Thanks again to all of you who responded either publicly or privately to my previous pondering post, Why? Those of you who don't normally read comments might want to go back and see what was contributed, as of course I'm not the only one of us dealing with these issues.
In fact, I had to go back to the original post myself, before starting to write this one, because I wasn't quite sure what the question was. Why what? I was rather surprised to realize that my question wasn't why was I doing what I was doing, but rather why did I feel anger in my behaviour - almost a sense of vengeance - and why did it make me feel like crying.
I honestly don't know how this post will end.
The advantages of my arrangements are of course quite clear. I always choose wrong. I always get hurt. I always expect more than I'm going to get, I always fantasize that there will be more, that there is more, and then accept way less than I should because I'm so desperate.
Oh, this girl is really, really desperate to be loved.
So yeah, we all know my arrangements make sense. I have built a wall around my emotions that's 2 miles high. No more messing up.
The philosopher and I thought we had protected ourselves. I declared that all I wanted was writing - though my concern was really more for physical protection. I was afraid of diseases and afraid of getting killed. The philosopher thought he was being really smart and went looking for electronic erotic amusement 250 miles away. That should keep things under control. Right?
Ha.
I fell.
Hard.
I fell in love with someone I'd never met.
I ignored all the warning signs and fell in love.
As for him . . .
OK. Here's the big admission. An admission to him, too. You know how I used to refer to him as "the man who owns and loves me"? Well . . . I may have been hallucinating. I don't know. It was in May nearly 2 years ago, after another of the times that he tried to break up with me. We were talking, late at night, working our way back, and . . . he murmured something . . . you see? I'll manufacture hope out of nothing. Out of passing breaths over an unclear phone line into tired, aging ears . . .
I thought . . .
I thought he said "I love you, kitten."
Very softly.
He may not have said it.
Hell, he probably didn't say it.
But I thought he did.
And I froze.
I stopped breathing.
I . . .
Those four words that he did or did not say hung there in the air around me and I was afraid to reach out and touch them for fear they would burst like the first tentative bubble a child blows through a wand.

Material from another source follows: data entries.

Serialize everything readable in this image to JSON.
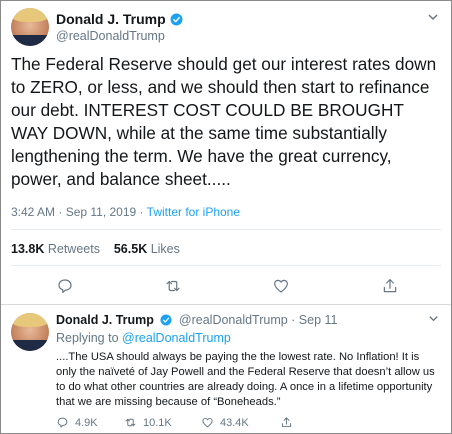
{
  "main_tweet": {
    "name": "Donald J. Trump",
    "handle": "@realDonaldTrump",
    "text": "The Federal Reserve should get our interest rates down to ZERO, or less, and we should then start to refinance our debt. INTEREST COST COULD BE BROUGHT WAY DOWN, while at the same time substantially lengthening the term. We have the great currency, power, and balance sheet.....",
    "time": "3:42 AM · Sep 11, 2019 · ",
    "source": "Twitter for iPhone",
    "retweets_count": "13.8K",
    "retweets_label": "Retweets",
    "likes_count": "56.5K",
    "likes_label": "Likes"
  },
  "reply_tweet": {
    "name": "Donald J. Trump",
    "handle_date": "@realDonaldTrump · Sep 11",
    "replying_prefix": "Replying to ",
    "replying_to": "@realDonaldTrump",
    "text": "....The USA should always be paying the the lowest rate. No Inflation! It is only the naïveté of Jay Powell and the Federal Reserve that doesn’t allow us to do what other countries are already doing. A once in a lifetime opportunity that we are missing because of “Boneheads.”",
    "reply_count": "4.9K",
    "retweet_count": "10.1K",
    "like_count": "43.4K"
  },
  "colors": {
    "accent": "#1da1f2",
    "muted": "#657786",
    "text": "#14171a"
  },
  "icons": [
    "verified-badge-icon",
    "chevron-down-icon",
    "reply-icon",
    "retweet-icon",
    "like-icon",
    "share-icon"
  ]
}
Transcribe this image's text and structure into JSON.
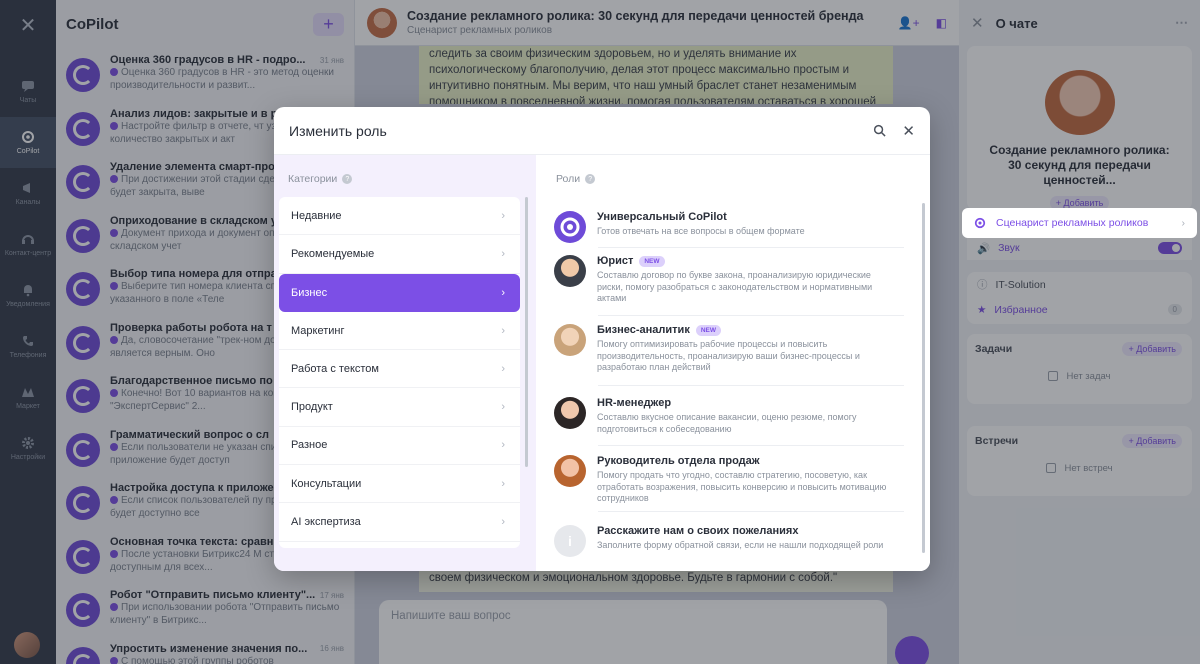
{
  "nav": {
    "items": [
      {
        "label": "Чаты",
        "icon": "chat-icon"
      },
      {
        "label": "CoPilot",
        "icon": "copilot-icon",
        "active": true
      },
      {
        "label": "Каналы",
        "icon": "megaphone-icon"
      },
      {
        "label": "Контакт-центр",
        "icon": "contact-center-icon"
      },
      {
        "label": "Уведомления",
        "icon": "bell-icon"
      },
      {
        "label": "Телефония",
        "icon": "phone-icon"
      },
      {
        "label": "Маркет",
        "icon": "market-icon"
      },
      {
        "label": "Настройки",
        "icon": "gear-icon"
      }
    ]
  },
  "chatlist": {
    "title": "CoPilot",
    "add": "+",
    "items": [
      {
        "name": "Оценка 360 градусов в HR - подро...",
        "date": "31 янв",
        "preview": "Оценка 360 градусов в HR - это метод оценки производительности и развит..."
      },
      {
        "name": "Анализ лидов: закрытые и в р",
        "date": "",
        "preview": "Настройте фильтр в отчете, чт узнать количество закрытых и акт"
      },
      {
        "name": "Удаление элемента смарт-про",
        "date": "",
        "preview": "При достижении этой стадии сделки, деал будет закрыта, выве"
      },
      {
        "name": "Оприходование в складском у",
        "date": "",
        "preview": "Документ прихода и документ оприходования в складском учет"
      },
      {
        "name": "Выбор типа номера для отпра",
        "date": "",
        "preview": "Выберите тип номера клиента списка, указанного в поле «Теле"
      },
      {
        "name": "Проверка работы робота на т",
        "date": "",
        "preview": "Да, словосочетание \"трек-ном доставки\" является верным. Оно"
      },
      {
        "name": "Благодарственное письмо по",
        "date": "",
        "preview": "Конечно! Вот 10 вариантов на компании: 1. \"ЭкспертСервис\" 2..."
      },
      {
        "name": "Грамматический вопрос о сл",
        "date": "",
        "preview": "Если пользователи не указан списке, приложение будет доступ"
      },
      {
        "name": "Настройка доступа к приложе",
        "date": "",
        "preview": "Если список пользователей пу приложение будет доступно все"
      },
      {
        "name": "Основная точка текста: сравн",
        "date": "",
        "preview": "После установки Битрикс24 M становится доступным для всех..."
      },
      {
        "name": "Робот \"Отправить письмо клиенту\"...",
        "date": "17 янв",
        "preview": "При использовании робота \"Отправить письмо клиенту\" в Битрикс..."
      },
      {
        "name": "Упростить изменение значения по...",
        "date": "16 янв",
        "preview": "С помощью этой группы роботов"
      }
    ]
  },
  "chat": {
    "title": "Создание рекламного ролика: 30 секунд для передачи ценностей бренда",
    "subtitle": "Сценарист рекламных роликов",
    "message_top": "следить за своим физическим здоровьем, но и уделять внимание их психологическому благополучию, делая этот процесс максимально простым и интуитивно понятным. Мы верим, что наш умный браслет станет незаменимым помощником в повседневной жизни, помогая пользователям оставаться в хорошей",
    "message_bottom": "своем физическом и эмоциональном здоровье. Будьте в гармонии с собой.\"",
    "input_placeholder": "Напишите ваш вопрос"
  },
  "info": {
    "title": "О чате",
    "chat_name": "Создание рекламного ролика: 30 секунд для передачи ценностей...",
    "add_label": "+ Добавить",
    "role_label": "Сценарист рекламных роликов",
    "sound_label": "Звук",
    "company": "IT-Solution",
    "favorites": "Избранное",
    "favorites_count": "0",
    "tasks_title": "Задачи",
    "tasks_add": "+ Добавить",
    "tasks_empty": "Нет задач",
    "meetings_title": "Встречи",
    "meetings_add": "+ Добавить",
    "meetings_empty": "Нет встреч"
  },
  "modal": {
    "title": "Изменить роль",
    "categories_label": "Категории",
    "roles_label": "Роли",
    "categories": [
      {
        "label": "Недавние"
      },
      {
        "label": "Рекомендуемые"
      },
      {
        "label": "Бизнес",
        "active": true
      },
      {
        "label": "Маркетинг"
      },
      {
        "label": "Работа с текстом"
      },
      {
        "label": "Продукт"
      },
      {
        "label": "Разное"
      },
      {
        "label": "Консультации"
      },
      {
        "label": "AI экспертиза"
      }
    ],
    "roles": [
      {
        "name": "Универсальный CoPilot",
        "desc": "Готов отвечать на все вопросы в общем формате",
        "badge": ""
      },
      {
        "name": "Юрист",
        "desc": "Составлю договор по букве закона, проанализирую юридические риски, помогу разобраться с законодательством и нормативными актами",
        "badge": "NEW"
      },
      {
        "name": "Бизнес-аналитик",
        "desc": "Помогу оптимизировать рабочие процессы и повысить производительность, проанализирую ваши бизнес-процессы и разработаю план действий",
        "badge": "NEW"
      },
      {
        "name": "HR-менеджер",
        "desc": "Составлю вкусное описание вакансии, оценю резюме, помогу подготовиться к собеседованию",
        "badge": ""
      },
      {
        "name": "Руководитель отдела продаж",
        "desc": "Помогу продать что угодно, составлю стратегию, посоветую, как отработать возражения, повысить конверсию и повысить мотивацию сотрудников",
        "badge": ""
      },
      {
        "name": "Расскажите нам о своих пожеланиях",
        "desc": "Заполните форму обратной связи, если не нашли подходящей роли",
        "badge": ""
      }
    ]
  },
  "colors": {
    "accent": "#7c4fe6",
    "nav": "#323a49"
  }
}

So I didn't ask him to repeat it.
Even when you're sure,
you don't ask someone to repeat
those four words.
I chose to believe them.
From what had been said before,
from what seemed to exist
between me and this man
I never had met,
it didn't seem all that unlikely.
So I chose to believe.
And I whispered back
even more softly
my own four words
that he probably didn't hear.
My own four words . . .
"I love you, too."
A whisper.
A prayer.
And then gone.
Well, now I don't have to worry about any misunderstandings. I can't delude myself. These two guys, these two men with other involvements, they won't tolerate any threats to their lives, they've got their armour and they've got their rules. The rules are so clear, and the systems so clear, that even if my own emotions start pulling at the chains, my doms will smack me back into line so fast I'll never think of rebelling again. They will protect me against myself. I can't deny that there might be fantasies, but I will be very clear that they are only fantasies.
Why the anger, then?
I'm still not totally sure.
Maybe because this is what I'm reduced to.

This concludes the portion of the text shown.